Ce boarding home avait été, à l’origine, une maison de six pièces. Elle avait dû être occupée, au début, par l’une de ces familles américaines typiques qui s’enfuirent de Miami quand les Cubains fuyant le communisme affluèrent. De nos jours, le boarding home se compose de douze pièces minuscules, avec deux lits dans chacune. Ajoutons un très vieux téléviseur, perpétuellement en panne, et une espèce de salle de séjour avec vingt chaises dures toutes déglinguées. Il y a trois cabinets de toilette dont le plus beau est réservé au chef, M. Curbelo. Dans les deux autres, les cuvettes sont toujours bouchées, car certains pensionnaires y fourrent des vieilles chemises, des draps, des rideaux et d’autres morceaux de tissu qu’ils emploient pour se torcher le derrière. M. Curbelo ne fournit pas de papier hygiénique. Pourtant, légalement, il devrait le faire. A l’extérieur du bâtiment se trouve un réfectoire tenu par une mulâtresse cubaine, couverte de colliers et de bracelets religieux. Elle se nomme Caridad. Mais elle ne fait pas la cuisine. Si c’était le cas, M. Curbelo devrait lui octroyer trente dollars de plus par semaine. Voilà ce que M. Curbelo ne fera jamais. De sorte que c’est Curbelo lui-même, avec sa gueule de bourgeois, qui fait la soupe tous les jours. Il cuisine de la façon la plus simple : il prend une poignée de pois cassés ou de lentilles et les jette (plaf !) dans la cocotte-minute. Parfois, il y ajoute un peu d’ail en poudre. Le reste, à savoir le riz et le plat de résistance, ça vient de chez un traiteur-livreur du nom de Saison ; les patrons, sachant que c’est pour un asile de fous, choisissent ce qu’ils ont de pire au menu et l’envoient n’importe comment dans deux grandes marmites graisseuses. Ils devraient fournir vingt-trois portions mais en livrent seulement onze. M. Curbelo considère que c’est suffisant. Personne ne proteste. Si jamais quelqu’un s’y risque, M. Curbelo lui lance, sans un regard : "Ça ne te plaît pas ? Eh bien, si ça ne te plaît pas, va-t’en !" Mais… qui va s’en aller ? La rue est dure. Même pour les fous qui ont la cervelle dans les nuages. M. Curbelo le sait fort bien et répète : "Va-t’en, et vite !" Mais personne ne s’en va. Le protestataire baisse les yeux, reprend sa cuiller et se met à avaler en silence ses lentilles crues.

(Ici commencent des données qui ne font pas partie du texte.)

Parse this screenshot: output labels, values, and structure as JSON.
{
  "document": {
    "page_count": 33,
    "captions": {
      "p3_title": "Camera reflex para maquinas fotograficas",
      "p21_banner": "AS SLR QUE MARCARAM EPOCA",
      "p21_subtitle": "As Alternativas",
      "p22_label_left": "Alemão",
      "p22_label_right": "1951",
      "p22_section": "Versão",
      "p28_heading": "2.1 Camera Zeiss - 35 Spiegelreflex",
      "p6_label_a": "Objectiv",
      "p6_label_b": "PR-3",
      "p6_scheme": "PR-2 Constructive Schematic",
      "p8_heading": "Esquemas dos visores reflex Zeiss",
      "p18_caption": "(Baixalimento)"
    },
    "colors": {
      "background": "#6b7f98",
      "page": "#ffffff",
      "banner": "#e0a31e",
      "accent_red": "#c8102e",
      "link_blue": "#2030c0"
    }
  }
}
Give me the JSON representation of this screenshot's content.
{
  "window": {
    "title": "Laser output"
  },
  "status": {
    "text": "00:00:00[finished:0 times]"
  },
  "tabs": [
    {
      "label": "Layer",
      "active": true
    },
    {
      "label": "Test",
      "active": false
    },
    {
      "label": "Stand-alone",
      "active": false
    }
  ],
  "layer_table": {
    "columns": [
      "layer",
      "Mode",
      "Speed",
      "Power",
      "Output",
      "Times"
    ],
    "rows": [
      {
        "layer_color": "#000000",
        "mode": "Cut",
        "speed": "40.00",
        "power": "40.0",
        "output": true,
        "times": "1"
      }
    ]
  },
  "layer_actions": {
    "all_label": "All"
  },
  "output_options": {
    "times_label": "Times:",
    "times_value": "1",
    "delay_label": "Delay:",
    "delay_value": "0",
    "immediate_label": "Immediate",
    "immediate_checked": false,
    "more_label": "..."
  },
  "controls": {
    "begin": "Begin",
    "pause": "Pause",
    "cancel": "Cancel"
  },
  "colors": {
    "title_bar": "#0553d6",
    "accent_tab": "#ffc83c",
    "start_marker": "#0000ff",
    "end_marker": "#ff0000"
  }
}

Car dans ce boarding home personne n’a personne. La vieille Ida a deux fils dans le Massachusetts, qui l’ignorent totalement. Le silencieux Pino est seul, sans la moindre relation dans ce pays gigantesque. René et Pepe, les deux arriérés mentaux, ne pourraient jamais vivre avec leurs familles excédées. Reyes, le vieux borgne, a une fille à New York qui ne le voit plus depuis quinze ans. Hilda, la vieille femme affligée de cystite, ne connaît même plus son nom de famille. Quant à moi, j’ai une tante… mais "il n’y a plus rien à faire". M. Curbelo sait tout cela. Il ne le sait que trop. C’est pourquoi il est tellement certain que personne ne quittera le boarding home et qu’il continuera de percevoir les chèques de trois cent quatorze dollars que l’Etat américain verse à chacun des fous de son hospice. Il y a vingt-trois fous ; sept mille deux cent vingt-deux pesos. Plus trois mille autres pesos qui lui viennent de je ne sais quelle subvention supplémentaire, cela fait dix mille deux cent vingt-deux pesos par mois. C’est pourquoi M. Curbelo possède une maison du dernier chic à Coral Gables, ainsi qu’un haras avec des chevaux de course. C’est pourquoi il consacre ses week-ends à un sport chic, la pêche sous-marine. C’est pourquoi ses enfants ont leurs photos dans le journal local pour leur anniversaire, c’est pourquoi il fréquente les soirées mondaines, en smoking et nœud papillon. Maintenant que ma tante est partie, le regard de Curbelo, chaleureux jusque-là, me scrute avec une froide indifférence.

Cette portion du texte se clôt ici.